It's not even close, Blue Buffalo Wilderness is one of the better dog foods on the market. Eukanuba is one of the worst. It would be a cold day in HE11 before I ever fed Eukanuba to any of my dogs. Below is the ingredient list for their GSD's.

Corn makes up the largest portion of this dog food. What you need to realize, is this is NOT your grocery store corn, it is feed grade and feed grade can and does contain the tassel's and shucking s. Corn is hard for dogs to digest because of their short digesting tract and cause's a lot of issues in many dogs.
Ground Whole Grain Sorghum makes up another large % of this food and is just down right nasty. It is a grain and is considered a filler and brings nothing good to the table.
Chicken By-Product Meal is just the crap that is left over after all the meat is taken out. Skin, beaks, feet, feathers, floor scrap ups, nasty iner organs and any other unsellable stuff makes up this product, nasty nasty stuff.
Brewers Rice is the lowest rice that you can buy, usually used in animal feed.
Dried Beet Pulp is the ultimate filler, just the left overs after processing.
Fish Meal, I asked them if their fish meal contained Ethoxyquin and they did not deny it's use, killer suff and it's use is banned.
Lots of salt, added for flavor.
This is just a low grade over priced dog food.

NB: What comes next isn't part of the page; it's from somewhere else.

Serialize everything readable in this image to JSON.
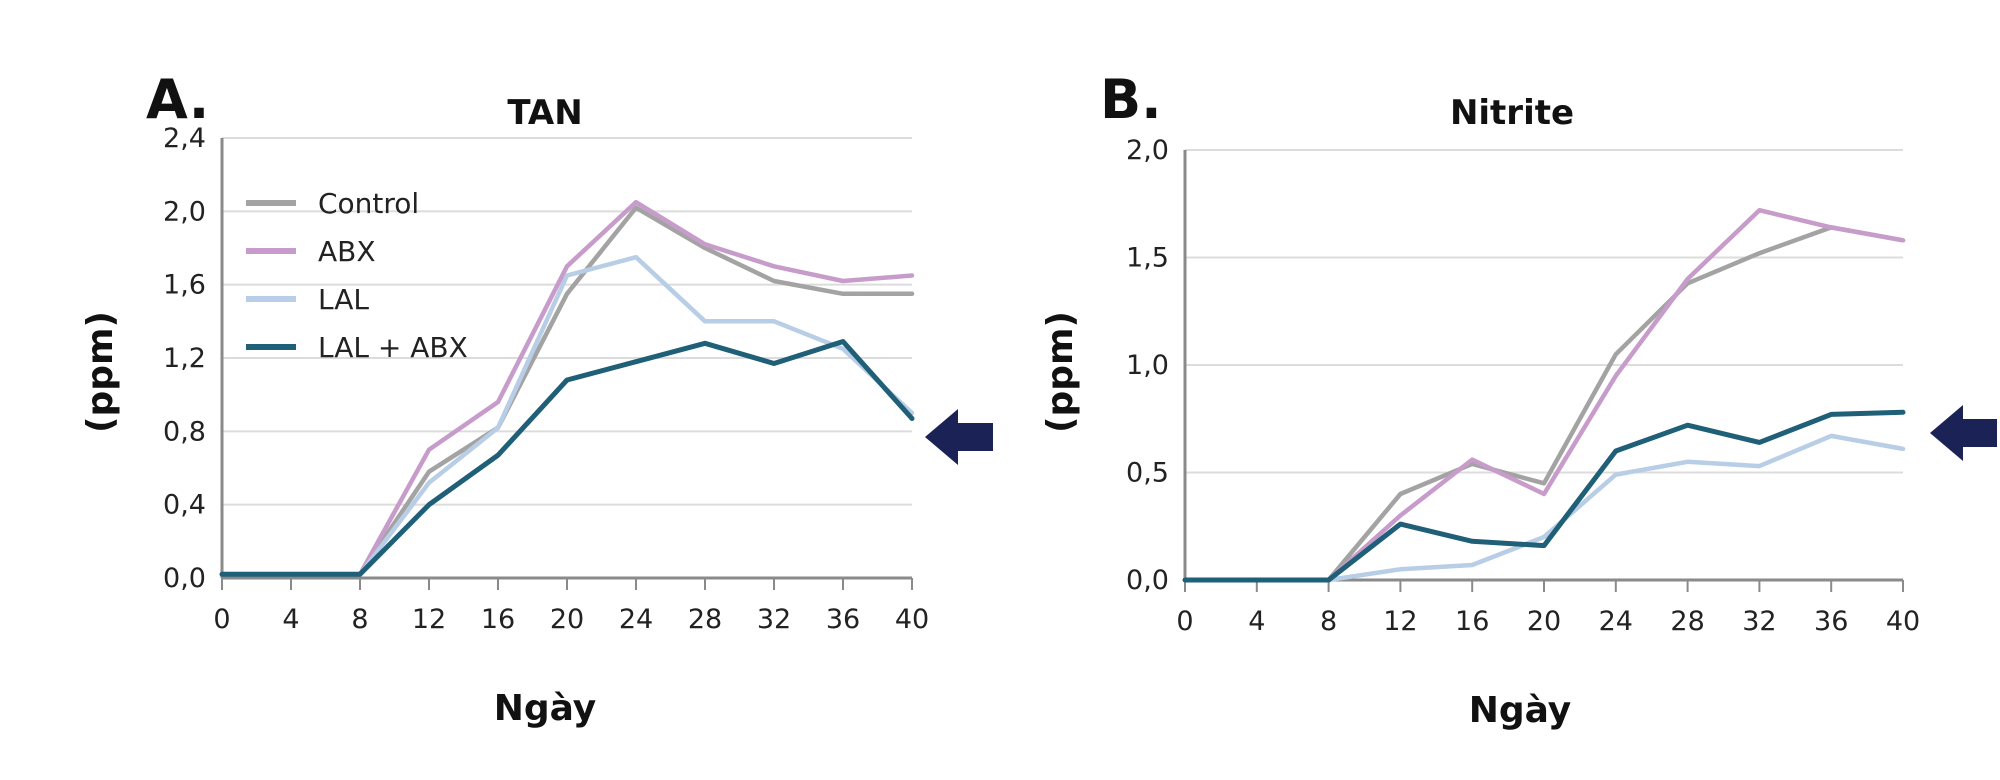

Chicken, Corn Meal, Ground Whole Grain Sorghum, Chicken By-Product Meal (Natural source of Chondroitin Sulfate and Glucosamine), Chicken Flavor, Brewers Rice, Dried Beet Pulp, Fish Meal, Dried Egg Product, Potassium Chloride, Fish Oil (preserved with mixed Tocopherols, a source of Vitamin E), Fructooligosaccharides, Calcium Carbonate, Chicken Fat (preserved with mixed Tocopherols, a source of Vitamin E), Salt, Sodium Hexametaphosphate, Dicalcium Phosphate, Flax Meal, Choline Chloride, Minerals (Ferrous Sulfate, Zinc Oxide, Manganese Sulfate, Copper Sulfate, Manganous Oxide, Potassium Iodide, Cobalt Carbonate), DL-Methionine, Dried Chicken Cartilage (Natural source of Chondroitin Sulfate and Glucosamine), Vitamins (Ascorbic Acid, Vitamin A Acetate, Calcium Pantothenate, Biotin, Thiamine Mononitrate (source of vitamin B1), Vitamin B12 Supplement, Niacin, Riboflavin Supplement (source of vitamin B2), Inositol, Pyridoxine Hydrochloride (source of vitamin B6), Vitamin D3 Supplement, Folic Acid), Brewers Dried Yeast, Vitamin E Supplement, L-Carnitine, Beta-Carotene, Rosemary Extract.


----------



## northgashepherds (Feb 23, 2013)

Thank you everyone for the information and the advice! I would definitely go with BB instead of Eukanuba then. Thanks again!


----------